I knew how it was. I’d rarely been one to come hang out here, but I was a Morganville kid. We’d all been taught to watch vampires with complete attention when one was in the area.

“You,” I said, and nodded at Roy. He stayed where he was, one arm draped over his girlfriend’s shoulders. “Just you. Everybody else gets a free pass tonight.”

“Hey, look; it’s the big man off campus,” he said. “I’m busy. Screw you.”

I felt a growl building inside me, the beast clawing on its chain. Eve’s smile flashed in front of my mind’s eye, and I wanted so badly to wipe the grin off his face. “Careful,” I said softly. Just that. His girlfriend must have sensed the menace coming off me, because she straightened up and cast Roy a worried look; the others were slipping quietly off the hoods of their own vehicles, stowing their drinks and smokes. No loyalty here. Nobody was willing to stand up for Roy, not even the girl he still held clamped under his arm as if he intended to use her as a human shield.

I waited until the other vehicles started their engines and began heading for less hostile places to get high. Once they were all gone, the Morganville night was cold, silent, and very, very heavy around us.

“Why Eve?” I asked him. I was aware of Shane standing somewhere behind me, ready and most likely armed; I didn’t need him. Not for this. “Why did you go after my wife?” Wife still sounded strange in my mouth; she’d been girlfriend or friend for so many years. But it was a heavy word, an important one, and he must have heard it, because his grin got tighter and more predatory.

“’Cause it’s evil,” he said. “Anybody stupid enough to marry a vampire deserves to die before she contaminates other people.”

“She wasn’t hurting you.”

“Man, it makes me want to vomit just looking at her, knowing you had your hands all over her. She’s better off dead.” That grin—I kept staring at it, wanting to rip it off his face. “Is she? Dead?”

“No,” I said.

“Too bad. Maybe next time. ’Cause you know there’s gonna be a next time, fanger. You can’t get us all.”

“Maybe not,” I said, “but I can damn sure get you.”

I moved, and he caught it and moved at the same time, shoving his girlfriend into my path. She screamed and rolled off the hood, tripping me, but I landed easily on the other side of her and grabbed Roy by the arm as he tried to jump behind the wheel. His shirt tore as he jerked free, and he backed up, still grinning, but it was more like a snarl now.

He had a spray can in his hand. I didn’t need to ask to know it was silver. The downside of all the weapons that Shane and Eve had developed to help us survive was that now all of the humans of Morganville had the recipes; he’d made his own anti-vamp pepper spray, and if he nailed me with it, it wouldn’t just hurt; it might blind me for days. It would certainly put me down hard enough that he could stake me with silver without breaking a sweat.

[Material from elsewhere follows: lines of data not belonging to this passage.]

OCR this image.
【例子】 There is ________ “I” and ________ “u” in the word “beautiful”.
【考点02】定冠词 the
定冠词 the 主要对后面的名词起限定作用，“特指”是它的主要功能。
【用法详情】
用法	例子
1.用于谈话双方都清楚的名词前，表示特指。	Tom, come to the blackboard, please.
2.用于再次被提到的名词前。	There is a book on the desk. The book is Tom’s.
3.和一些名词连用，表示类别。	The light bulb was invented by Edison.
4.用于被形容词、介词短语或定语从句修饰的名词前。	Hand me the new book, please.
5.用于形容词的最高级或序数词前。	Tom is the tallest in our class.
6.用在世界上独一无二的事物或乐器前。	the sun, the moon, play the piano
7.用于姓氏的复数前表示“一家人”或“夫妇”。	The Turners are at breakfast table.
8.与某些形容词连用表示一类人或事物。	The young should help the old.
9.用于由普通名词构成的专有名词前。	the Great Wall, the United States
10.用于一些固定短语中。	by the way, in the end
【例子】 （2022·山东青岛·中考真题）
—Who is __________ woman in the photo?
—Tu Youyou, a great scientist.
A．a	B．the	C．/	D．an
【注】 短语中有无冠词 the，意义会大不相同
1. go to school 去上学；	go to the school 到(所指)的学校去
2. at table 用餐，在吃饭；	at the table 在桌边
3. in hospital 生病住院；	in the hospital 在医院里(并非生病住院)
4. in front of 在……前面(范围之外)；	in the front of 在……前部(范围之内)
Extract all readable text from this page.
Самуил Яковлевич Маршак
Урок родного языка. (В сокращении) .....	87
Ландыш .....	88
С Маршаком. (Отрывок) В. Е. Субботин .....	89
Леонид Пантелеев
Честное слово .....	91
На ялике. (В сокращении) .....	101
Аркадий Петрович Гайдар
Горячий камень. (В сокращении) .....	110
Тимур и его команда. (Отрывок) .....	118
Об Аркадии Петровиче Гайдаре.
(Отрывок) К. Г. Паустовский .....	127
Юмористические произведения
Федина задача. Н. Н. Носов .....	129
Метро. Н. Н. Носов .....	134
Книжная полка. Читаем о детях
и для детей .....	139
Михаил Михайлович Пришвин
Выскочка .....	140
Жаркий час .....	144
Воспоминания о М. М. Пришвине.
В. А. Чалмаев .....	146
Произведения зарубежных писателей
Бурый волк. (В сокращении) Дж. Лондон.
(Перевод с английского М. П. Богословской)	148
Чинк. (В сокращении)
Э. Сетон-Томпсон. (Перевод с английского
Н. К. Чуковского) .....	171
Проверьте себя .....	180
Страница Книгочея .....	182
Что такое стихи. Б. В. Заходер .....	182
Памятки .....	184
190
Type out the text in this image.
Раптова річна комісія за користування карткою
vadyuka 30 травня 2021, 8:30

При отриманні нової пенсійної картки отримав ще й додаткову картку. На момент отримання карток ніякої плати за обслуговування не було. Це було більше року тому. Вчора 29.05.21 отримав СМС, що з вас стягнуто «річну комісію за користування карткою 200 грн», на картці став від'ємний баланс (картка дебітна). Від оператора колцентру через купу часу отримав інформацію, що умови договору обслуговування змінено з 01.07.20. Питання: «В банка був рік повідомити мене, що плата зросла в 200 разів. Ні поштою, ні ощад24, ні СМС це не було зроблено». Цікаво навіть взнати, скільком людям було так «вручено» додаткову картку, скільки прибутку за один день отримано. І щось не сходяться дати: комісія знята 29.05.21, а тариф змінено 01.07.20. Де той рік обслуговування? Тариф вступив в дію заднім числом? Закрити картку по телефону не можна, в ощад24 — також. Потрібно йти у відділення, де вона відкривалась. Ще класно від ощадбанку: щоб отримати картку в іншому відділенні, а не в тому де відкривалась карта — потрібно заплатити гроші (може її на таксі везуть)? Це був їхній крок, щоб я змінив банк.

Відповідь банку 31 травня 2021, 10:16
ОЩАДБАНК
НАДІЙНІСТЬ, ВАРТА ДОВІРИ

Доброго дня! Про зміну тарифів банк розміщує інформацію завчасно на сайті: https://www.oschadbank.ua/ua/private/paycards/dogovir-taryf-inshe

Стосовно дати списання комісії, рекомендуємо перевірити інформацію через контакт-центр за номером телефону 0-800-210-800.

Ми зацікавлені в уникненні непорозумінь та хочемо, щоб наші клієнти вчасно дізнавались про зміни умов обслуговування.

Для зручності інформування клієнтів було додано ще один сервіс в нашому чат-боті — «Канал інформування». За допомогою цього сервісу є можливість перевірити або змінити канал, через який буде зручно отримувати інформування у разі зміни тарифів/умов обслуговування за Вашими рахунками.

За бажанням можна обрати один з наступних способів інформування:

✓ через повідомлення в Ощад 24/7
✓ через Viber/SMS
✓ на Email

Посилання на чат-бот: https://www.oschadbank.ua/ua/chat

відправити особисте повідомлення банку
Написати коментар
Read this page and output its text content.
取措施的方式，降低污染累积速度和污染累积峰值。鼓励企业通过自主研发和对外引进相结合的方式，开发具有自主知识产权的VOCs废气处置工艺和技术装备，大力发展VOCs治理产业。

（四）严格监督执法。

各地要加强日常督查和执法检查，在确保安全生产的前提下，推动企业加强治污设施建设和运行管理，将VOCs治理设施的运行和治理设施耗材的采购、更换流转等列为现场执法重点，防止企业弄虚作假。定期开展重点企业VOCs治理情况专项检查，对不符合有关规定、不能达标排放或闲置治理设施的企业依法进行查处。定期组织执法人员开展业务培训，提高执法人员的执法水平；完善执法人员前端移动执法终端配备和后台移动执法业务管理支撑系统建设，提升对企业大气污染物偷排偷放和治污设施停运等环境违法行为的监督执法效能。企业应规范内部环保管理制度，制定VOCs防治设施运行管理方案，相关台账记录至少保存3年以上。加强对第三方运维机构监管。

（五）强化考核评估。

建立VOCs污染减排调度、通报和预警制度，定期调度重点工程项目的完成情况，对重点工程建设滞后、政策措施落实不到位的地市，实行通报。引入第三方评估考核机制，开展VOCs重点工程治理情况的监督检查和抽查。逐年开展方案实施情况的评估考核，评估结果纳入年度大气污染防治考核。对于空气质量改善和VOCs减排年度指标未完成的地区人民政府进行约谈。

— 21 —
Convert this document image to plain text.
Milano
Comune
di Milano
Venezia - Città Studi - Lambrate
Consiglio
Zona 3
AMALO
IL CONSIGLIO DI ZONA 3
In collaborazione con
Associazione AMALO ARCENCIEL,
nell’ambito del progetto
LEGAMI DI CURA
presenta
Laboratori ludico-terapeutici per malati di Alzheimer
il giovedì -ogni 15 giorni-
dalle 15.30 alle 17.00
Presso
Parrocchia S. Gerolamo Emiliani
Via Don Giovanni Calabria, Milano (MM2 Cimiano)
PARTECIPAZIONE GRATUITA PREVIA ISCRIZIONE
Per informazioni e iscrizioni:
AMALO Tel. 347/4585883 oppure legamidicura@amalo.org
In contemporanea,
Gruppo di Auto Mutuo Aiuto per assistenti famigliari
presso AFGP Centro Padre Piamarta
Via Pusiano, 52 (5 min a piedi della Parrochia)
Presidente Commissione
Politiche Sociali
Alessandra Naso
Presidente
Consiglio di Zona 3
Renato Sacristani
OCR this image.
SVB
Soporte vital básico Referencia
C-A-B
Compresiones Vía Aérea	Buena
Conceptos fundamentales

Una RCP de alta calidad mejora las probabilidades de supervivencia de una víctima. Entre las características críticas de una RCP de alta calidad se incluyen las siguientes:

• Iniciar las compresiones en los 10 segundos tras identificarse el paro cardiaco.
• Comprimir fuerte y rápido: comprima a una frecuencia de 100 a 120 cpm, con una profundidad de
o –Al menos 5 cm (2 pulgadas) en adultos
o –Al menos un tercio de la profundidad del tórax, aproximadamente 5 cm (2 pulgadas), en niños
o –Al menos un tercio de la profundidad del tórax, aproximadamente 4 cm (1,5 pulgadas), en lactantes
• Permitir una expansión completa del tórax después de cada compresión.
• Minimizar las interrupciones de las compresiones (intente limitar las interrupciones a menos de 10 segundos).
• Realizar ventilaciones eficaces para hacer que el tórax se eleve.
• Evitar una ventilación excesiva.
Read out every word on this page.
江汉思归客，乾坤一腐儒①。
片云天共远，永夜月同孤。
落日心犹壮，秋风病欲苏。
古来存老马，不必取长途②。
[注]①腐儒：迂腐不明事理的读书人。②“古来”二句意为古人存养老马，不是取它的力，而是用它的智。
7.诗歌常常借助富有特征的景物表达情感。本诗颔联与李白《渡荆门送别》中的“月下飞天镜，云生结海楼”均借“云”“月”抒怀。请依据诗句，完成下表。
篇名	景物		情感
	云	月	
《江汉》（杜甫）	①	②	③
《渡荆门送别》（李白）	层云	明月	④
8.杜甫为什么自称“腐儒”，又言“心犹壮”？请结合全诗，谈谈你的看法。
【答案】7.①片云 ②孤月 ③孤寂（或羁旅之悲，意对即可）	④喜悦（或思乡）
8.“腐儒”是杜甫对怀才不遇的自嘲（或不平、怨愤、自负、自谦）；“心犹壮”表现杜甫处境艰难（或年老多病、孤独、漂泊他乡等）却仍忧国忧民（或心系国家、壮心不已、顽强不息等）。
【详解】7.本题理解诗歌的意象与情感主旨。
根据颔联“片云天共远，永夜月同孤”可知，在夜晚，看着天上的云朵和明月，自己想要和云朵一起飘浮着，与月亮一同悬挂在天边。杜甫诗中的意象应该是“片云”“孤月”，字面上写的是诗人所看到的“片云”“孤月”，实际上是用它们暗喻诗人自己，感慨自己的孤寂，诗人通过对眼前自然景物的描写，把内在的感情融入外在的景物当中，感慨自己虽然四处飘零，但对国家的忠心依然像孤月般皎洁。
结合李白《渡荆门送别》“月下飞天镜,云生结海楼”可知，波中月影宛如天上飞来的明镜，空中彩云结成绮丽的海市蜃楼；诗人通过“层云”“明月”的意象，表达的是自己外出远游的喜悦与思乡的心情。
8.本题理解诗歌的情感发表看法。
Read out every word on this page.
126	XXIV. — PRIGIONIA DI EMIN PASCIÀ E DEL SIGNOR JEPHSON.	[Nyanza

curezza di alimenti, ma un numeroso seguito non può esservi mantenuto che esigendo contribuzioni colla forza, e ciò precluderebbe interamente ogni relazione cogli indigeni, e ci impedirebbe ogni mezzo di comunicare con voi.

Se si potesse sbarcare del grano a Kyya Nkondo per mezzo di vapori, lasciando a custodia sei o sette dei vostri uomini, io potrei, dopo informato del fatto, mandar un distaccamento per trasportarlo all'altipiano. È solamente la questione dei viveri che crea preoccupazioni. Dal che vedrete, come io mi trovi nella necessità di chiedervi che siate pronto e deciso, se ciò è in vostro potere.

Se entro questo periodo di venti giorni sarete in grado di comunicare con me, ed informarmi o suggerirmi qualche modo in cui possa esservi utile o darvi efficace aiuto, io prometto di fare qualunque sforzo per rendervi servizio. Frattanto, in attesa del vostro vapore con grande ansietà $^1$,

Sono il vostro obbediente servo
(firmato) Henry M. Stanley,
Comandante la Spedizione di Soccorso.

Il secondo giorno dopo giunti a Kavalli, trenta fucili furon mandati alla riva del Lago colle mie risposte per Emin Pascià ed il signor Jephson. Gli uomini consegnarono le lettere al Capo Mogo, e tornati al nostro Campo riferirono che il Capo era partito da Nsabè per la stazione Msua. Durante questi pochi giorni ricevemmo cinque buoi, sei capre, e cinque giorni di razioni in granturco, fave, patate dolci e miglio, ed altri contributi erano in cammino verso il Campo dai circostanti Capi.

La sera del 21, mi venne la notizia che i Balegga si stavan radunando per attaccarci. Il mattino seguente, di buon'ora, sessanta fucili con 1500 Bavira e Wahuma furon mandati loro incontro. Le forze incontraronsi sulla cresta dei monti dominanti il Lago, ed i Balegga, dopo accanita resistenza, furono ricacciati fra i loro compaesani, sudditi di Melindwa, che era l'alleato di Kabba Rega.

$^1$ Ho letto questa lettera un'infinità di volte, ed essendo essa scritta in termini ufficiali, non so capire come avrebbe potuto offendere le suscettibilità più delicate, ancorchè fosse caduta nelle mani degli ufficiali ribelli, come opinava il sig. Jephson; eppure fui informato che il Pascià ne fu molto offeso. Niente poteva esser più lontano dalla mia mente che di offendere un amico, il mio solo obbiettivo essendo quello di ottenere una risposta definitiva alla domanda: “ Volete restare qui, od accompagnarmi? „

Except that I heard Shane, still standing behind me, pump a shotgun. Roy’s eyes slid past me to focus on him, and his snarl faltered.

“Looks like somebody brought a can to a gunfight,” Shane said. “Just to be clear, if you tag my friend, I get to spray you right back. Seems fair.”

“You won’t shoot me,” Roy said. “I’m like you. I’m resistance.”

“Then the resistance is scraping the bottom of the DNA barrel,” Shane said. “And you’re going after my friends. That trumps anything else.” I wouldn’t have doubted him, in that moment. Eve was like his adopted sister, and I knew how Shane felt about her.

So did Roy. He stepped back, eyes darting side to side. He finally dropped the spray can and held up his hands. “Okay. Okay, fine, you got me. What you gonna do now, vamp? Kill me?”

“I could,” I said.

“He’s got a card that says he can, and everything,” Shane said. “But he’s not going to.” I sent him a look.